Personal information
- Full name: Zami bin Mohd Noor
- Date of birth: 24 February 1972 (age 54)
- Place of birth: Kelantan, Malaysia
- Height: 1.77 m (5 ft 9+1⁄2 in)
- Position: Striker; defender;

Senior career*
- Years: Team / Apps / (Gls)
- 1991–1995: Kelantan FA
- 1996–2002: Negeri Sembilan FA
- 2003–2004: Johor FC
- 2005: Selangor FA
- 2006–2007: Malacca FA
- 2007–2009: Proton FC

International career
- 1997–2000: Malaysia / 1 / (1)

= Zami Mohd Noor =

Malaysian footballer

 Zami Mohd Noor (born 24 February 1972) is a former Malaysian football player.

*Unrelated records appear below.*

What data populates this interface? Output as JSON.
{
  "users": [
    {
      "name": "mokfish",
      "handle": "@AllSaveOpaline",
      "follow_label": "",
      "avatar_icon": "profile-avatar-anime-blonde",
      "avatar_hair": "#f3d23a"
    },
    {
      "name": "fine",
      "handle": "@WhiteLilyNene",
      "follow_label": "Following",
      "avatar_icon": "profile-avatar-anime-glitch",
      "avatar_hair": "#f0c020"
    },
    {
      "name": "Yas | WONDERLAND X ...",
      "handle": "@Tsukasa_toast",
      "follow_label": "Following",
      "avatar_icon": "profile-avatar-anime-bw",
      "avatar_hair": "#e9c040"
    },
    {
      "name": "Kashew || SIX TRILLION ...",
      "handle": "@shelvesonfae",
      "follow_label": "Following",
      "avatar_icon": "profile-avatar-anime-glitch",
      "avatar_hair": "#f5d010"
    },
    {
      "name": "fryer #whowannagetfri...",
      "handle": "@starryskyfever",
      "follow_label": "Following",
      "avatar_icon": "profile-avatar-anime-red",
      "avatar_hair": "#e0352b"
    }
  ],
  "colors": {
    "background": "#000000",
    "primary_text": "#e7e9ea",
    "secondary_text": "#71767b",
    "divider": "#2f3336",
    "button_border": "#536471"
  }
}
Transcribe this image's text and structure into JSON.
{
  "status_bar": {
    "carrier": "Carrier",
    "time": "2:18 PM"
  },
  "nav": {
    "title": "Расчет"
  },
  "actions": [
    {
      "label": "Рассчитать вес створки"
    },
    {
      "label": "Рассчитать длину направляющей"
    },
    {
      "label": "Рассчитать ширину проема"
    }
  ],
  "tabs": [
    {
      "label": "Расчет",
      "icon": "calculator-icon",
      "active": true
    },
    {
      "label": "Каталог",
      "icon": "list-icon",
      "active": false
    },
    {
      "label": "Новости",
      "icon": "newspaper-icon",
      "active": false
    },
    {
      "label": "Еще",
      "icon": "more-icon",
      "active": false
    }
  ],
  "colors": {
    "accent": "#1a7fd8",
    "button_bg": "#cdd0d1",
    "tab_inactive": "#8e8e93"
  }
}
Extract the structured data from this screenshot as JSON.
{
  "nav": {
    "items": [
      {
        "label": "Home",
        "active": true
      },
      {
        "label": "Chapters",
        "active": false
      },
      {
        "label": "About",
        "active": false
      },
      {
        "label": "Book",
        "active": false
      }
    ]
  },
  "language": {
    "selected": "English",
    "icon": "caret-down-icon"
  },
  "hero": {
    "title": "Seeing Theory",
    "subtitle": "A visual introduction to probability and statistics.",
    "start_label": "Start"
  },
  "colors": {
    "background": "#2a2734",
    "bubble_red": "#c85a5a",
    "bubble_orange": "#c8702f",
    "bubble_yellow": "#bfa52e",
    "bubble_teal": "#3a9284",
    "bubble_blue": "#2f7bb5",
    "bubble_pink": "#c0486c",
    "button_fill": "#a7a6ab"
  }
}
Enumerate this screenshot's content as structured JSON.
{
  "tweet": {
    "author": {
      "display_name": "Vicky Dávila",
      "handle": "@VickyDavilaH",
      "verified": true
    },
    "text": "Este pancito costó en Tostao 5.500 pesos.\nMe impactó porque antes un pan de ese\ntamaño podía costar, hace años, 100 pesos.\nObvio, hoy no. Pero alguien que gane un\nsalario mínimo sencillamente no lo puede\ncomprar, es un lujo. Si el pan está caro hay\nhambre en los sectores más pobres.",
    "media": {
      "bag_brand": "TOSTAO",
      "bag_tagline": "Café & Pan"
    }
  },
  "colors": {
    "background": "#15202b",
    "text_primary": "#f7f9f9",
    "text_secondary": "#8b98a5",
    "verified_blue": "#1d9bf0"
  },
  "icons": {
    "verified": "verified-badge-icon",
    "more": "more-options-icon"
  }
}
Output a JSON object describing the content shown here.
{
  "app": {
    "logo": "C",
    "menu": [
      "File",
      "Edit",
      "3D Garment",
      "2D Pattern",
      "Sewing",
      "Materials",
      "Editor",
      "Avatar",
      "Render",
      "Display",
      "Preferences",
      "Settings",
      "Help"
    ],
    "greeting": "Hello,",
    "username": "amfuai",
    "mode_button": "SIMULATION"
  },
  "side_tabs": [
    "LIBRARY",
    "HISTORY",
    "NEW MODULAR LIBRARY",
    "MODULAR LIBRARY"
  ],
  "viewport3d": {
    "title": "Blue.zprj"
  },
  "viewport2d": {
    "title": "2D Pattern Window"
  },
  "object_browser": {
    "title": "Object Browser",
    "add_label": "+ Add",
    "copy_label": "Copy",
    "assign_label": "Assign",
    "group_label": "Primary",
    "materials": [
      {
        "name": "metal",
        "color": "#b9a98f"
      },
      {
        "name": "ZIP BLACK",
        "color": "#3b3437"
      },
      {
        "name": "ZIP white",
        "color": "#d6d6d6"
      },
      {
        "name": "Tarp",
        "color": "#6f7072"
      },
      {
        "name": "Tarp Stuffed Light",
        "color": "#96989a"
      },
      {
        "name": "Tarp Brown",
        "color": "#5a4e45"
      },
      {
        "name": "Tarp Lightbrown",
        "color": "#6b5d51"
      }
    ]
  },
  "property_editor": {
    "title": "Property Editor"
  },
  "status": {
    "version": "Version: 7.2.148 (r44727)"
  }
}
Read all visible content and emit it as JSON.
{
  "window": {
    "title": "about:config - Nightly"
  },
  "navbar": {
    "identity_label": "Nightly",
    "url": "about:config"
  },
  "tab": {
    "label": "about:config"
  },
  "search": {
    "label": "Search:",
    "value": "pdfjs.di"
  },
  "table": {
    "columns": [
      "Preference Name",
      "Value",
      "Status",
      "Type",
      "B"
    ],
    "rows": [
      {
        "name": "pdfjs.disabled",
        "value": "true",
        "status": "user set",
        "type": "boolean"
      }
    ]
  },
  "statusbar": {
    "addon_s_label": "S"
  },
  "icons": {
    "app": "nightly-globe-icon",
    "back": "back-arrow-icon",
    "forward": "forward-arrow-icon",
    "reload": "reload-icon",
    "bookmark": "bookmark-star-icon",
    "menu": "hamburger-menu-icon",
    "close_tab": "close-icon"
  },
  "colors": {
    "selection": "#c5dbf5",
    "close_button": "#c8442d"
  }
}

Zami played for Kelantan FA, Negeri Sembilan FA, Malacca FA, Johor FC, Selangor Public Bank and Proton FC. He began his career with Kelantan as a striker before he converted to a sweeper while playing at Negeri Sembilan. He retired from football following a long-term injury.

Zami also played for Malaysia national football team, and was in the squad for the inaugural 1996 Tiger Cup tournament, where Malaysia finished as runner-up in the final against Thailand national football team.

Zami played for the Malaysia national football team at the 1997 South East Asian Games, where he scored a goal against the Philippines.

He also played for Malaysia national futsal team, and was in the squad that took part in the 1996 FIFA Futsal World Championship in Spain.